Species and individuals are different
A species is a biological category containing individual organisms.
A species can become extinct, but it does not experience pain as one conscious being. Individual sentient animals do experience fear, injury and wellbeing.
Why species matter
Species carry unique evolutionary histories and ecological functions.
Extinction is usually irreversible and can alter entire ecosystems.
Why individuals matter
An animal's suffering matters to that animal regardless of whether its species is rare or common.
A common animal does not feel less pain because millions of similar animals exist.
Conflict between levels
Conservation may kill common predators to protect rare prey, remove introduced animals or confine endangered animals for breeding.
Rarity is not moral superiority
Rarity affects conservation priority, but it does not necessarily make each rare animal more capable of suffering than a common one.
Avoid false choices
Habitat protection, prevention, fertility control, barriers and changed human behaviour can sometimes reduce conflict.
When harm may be justified
Some emergencies may involve irreversible harm if no action is taken.

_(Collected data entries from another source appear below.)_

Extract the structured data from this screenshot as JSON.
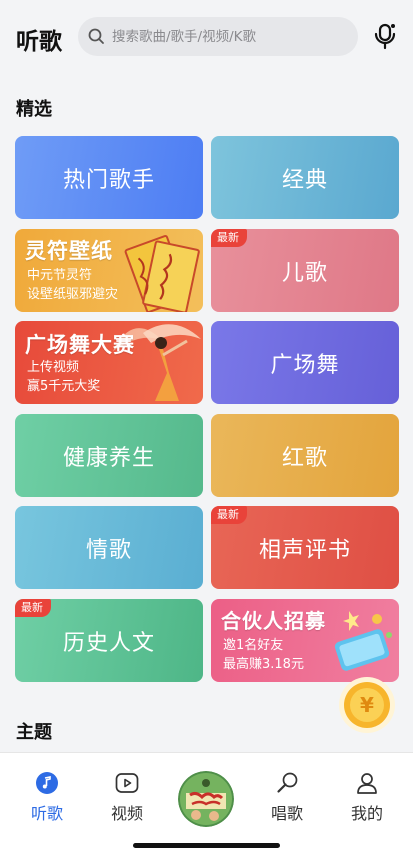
{
  "header": {
    "title": "听歌",
    "search_placeholder": "搜索歌曲/歌手/视频/K歌"
  },
  "sections": {
    "featured": "精选",
    "themes": "主题"
  },
  "cards": [
    {
      "label": "热门歌手"
    },
    {
      "label": "经典"
    },
    {
      "title": "灵符壁纸",
      "line1": "中元节灵符",
      "line2": "设壁纸驱邪避灾"
    },
    {
      "label": "儿歌",
      "badge": "最新"
    },
    {
      "title": "广场舞大赛",
      "line1": "上传视频",
      "line2": "赢5千元大奖"
    },
    {
      "label": "广场舞"
    },
    {
      "label": "健康养生"
    },
    {
      "label": "红歌"
    },
    {
      "label": "情歌"
    },
    {
      "label": "相声评书",
      "badge": "最新"
    },
    {
      "label": "历史人文",
      "badge": "最新"
    },
    {
      "title": "合伙人招募",
      "line1": "邀1名好友",
      "line2": "最高赚3.18元"
    }
  ],
  "coin_symbol": "¥",
  "tabs": [
    {
      "label": "听歌",
      "icon": "music-note-icon",
      "active": true
    },
    {
      "label": "视频",
      "icon": "play-icon",
      "active": false
    },
    {
      "label": "",
      "icon": "album-disc",
      "active": false
    },
    {
      "label": "唱歌",
      "icon": "microphone-icon",
      "active": false
    },
    {
      "label": "我的",
      "icon": "person-icon",
      "active": false
    }
  ],
  "colors": {
    "active_tab": "#2d6be4",
    "badge": "#e9433a",
    "background": "#f3f4f6"
  }
}
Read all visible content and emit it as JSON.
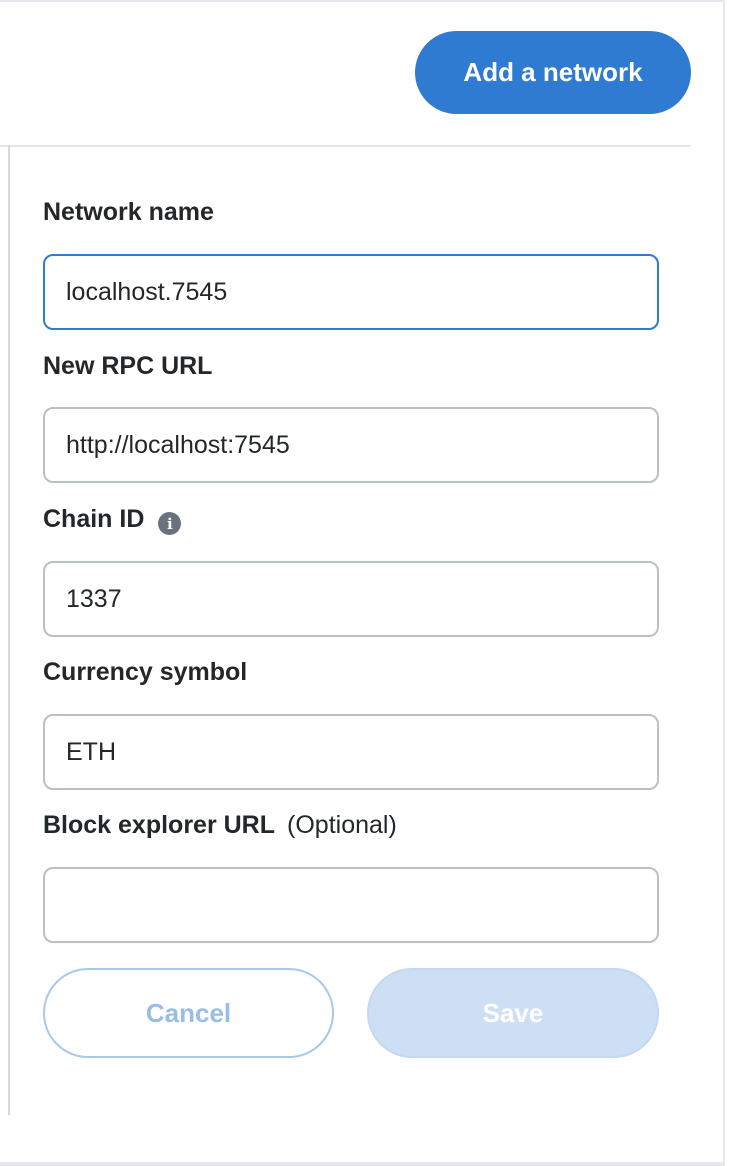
{
  "header": {
    "add_network_label": "Add a network"
  },
  "form": {
    "network_name": {
      "label": "Network name",
      "value": "localhost.7545"
    },
    "rpc_url": {
      "label": "New RPC URL",
      "value": "http://localhost:7545"
    },
    "chain_id": {
      "label": "Chain ID",
      "info_icon": "info-icon",
      "info_glyph": "i",
      "value": "1337"
    },
    "currency_symbol": {
      "label": "Currency symbol",
      "value": "ETH"
    },
    "block_explorer": {
      "label": "Block explorer URL",
      "optional_label": "(Optional)",
      "value": ""
    },
    "cancel_label": "Cancel",
    "save_label": "Save"
  },
  "colors": {
    "primary": "#2f7bd1",
    "focus_border": "#2f7bd1",
    "input_border": "#bbc0c5",
    "disabled_primary": "#cddff4",
    "text": "#24272a"
  }
}
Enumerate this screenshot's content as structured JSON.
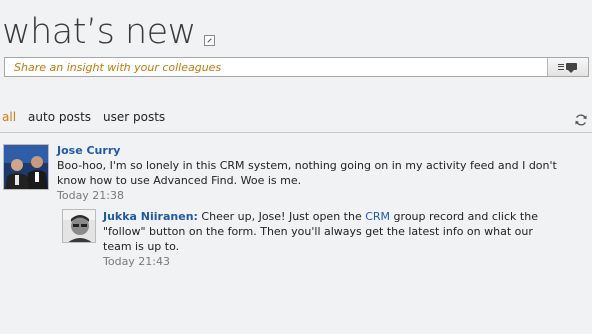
{
  "page": {
    "title": "what’s new"
  },
  "share": {
    "placeholder": "Share an insight with your colleagues"
  },
  "tabs": [
    {
      "label": "all",
      "active": true
    },
    {
      "label": "auto posts",
      "active": false
    },
    {
      "label": "user posts",
      "active": false
    }
  ],
  "posts": [
    {
      "author": "Jose Curry",
      "text": "Boo-hoo, I'm so lonely in this CRM system, nothing going on in my activity feed and I don't know how to use Advanced Find. Woe is me.",
      "time": "Today 21:38"
    }
  ],
  "reply": {
    "author": "Jukka Niiranen:",
    "text_before": " Cheer up, Jose! Just open the ",
    "link": "CRM",
    "text_after": " group record and click the \"follow\" button on the form. Then you'll always get the latest info on what our team is up to.",
    "time": "Today 21:43"
  },
  "icons": {
    "popout": "popout-icon",
    "post": "post-comment-icon",
    "refresh": "refresh-icon"
  },
  "colors": {
    "accent_orange": "#e07b00",
    "link_blue": "#1f5aa6",
    "placeholder_orange": "#c07a00"
  }
}
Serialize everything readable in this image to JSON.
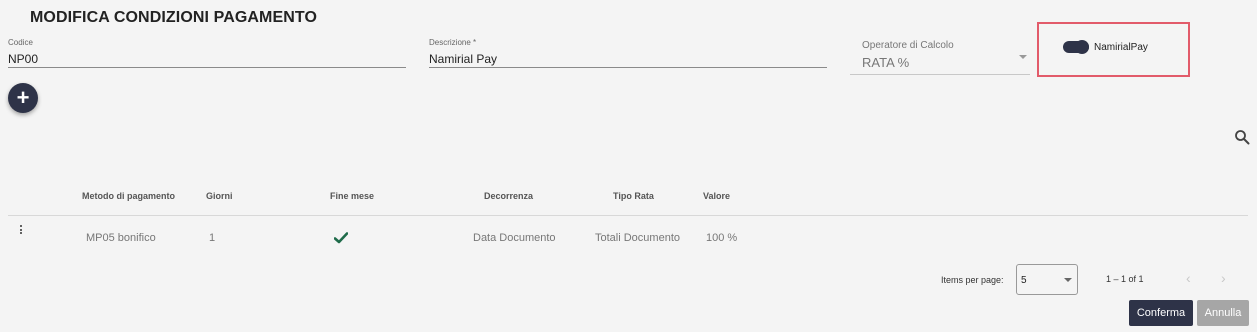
{
  "page": {
    "title": "MODIFICA CONDIZIONI PAGAMENTO"
  },
  "form": {
    "codice": {
      "label": "Codice",
      "value": "NP00"
    },
    "descrizione": {
      "label": "Descrizione *",
      "value": "Namirial Pay"
    },
    "operatore": {
      "label": "Operatore di Calcolo",
      "value": "RATA %"
    },
    "toggle": {
      "label": "NamirialPay",
      "checked": true
    }
  },
  "add_button": {
    "icon": "plus-icon",
    "glyph": "+"
  },
  "search": {
    "icon": "search-icon"
  },
  "table": {
    "headers": [
      "Metodo di pagamento",
      "Giorni",
      "Fine mese",
      "Decorrenza",
      "Tipo Rata",
      "Valore"
    ],
    "rows": [
      {
        "metodo": "MP05 bonifico",
        "giorni": "1",
        "fine_mese": true,
        "decorrenza": "Data Documento",
        "tipo_rata": "Totali Documento",
        "valore": "100 %"
      }
    ]
  },
  "pagination": {
    "items_per_page_label": "Items per page:",
    "items_per_page_value": "5",
    "range": "1 – 1 of 1",
    "prev": "‹",
    "next": "›"
  },
  "actions": {
    "confirm": "Conferma",
    "cancel": "Annulla"
  },
  "colors": {
    "primary": "#2e3348",
    "highlight_border": "#e25b6a",
    "check": "#1f6b4a"
  }
}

Even then, necessity should be demonstrated and suffering minimised.
Evidence notes
Decisions should assess extinction risk, ecological function, numbers affected, severity and duration of suffering, effectiveness, alternatives and long-term consequences.
Ethical questions
Can many common animals be killed to save a rare species?
Should extinction always outweigh any amount of individual suffering?
Does human responsibility for creating the conflict change what methods are acceptable?
Conclusion
Individual animals are not simply less important than species conservation. They represent a different moral concern.
Species protect evolutionary continuity; individuals possess lives that can go well or badly. Responsible conservation should take both seriously.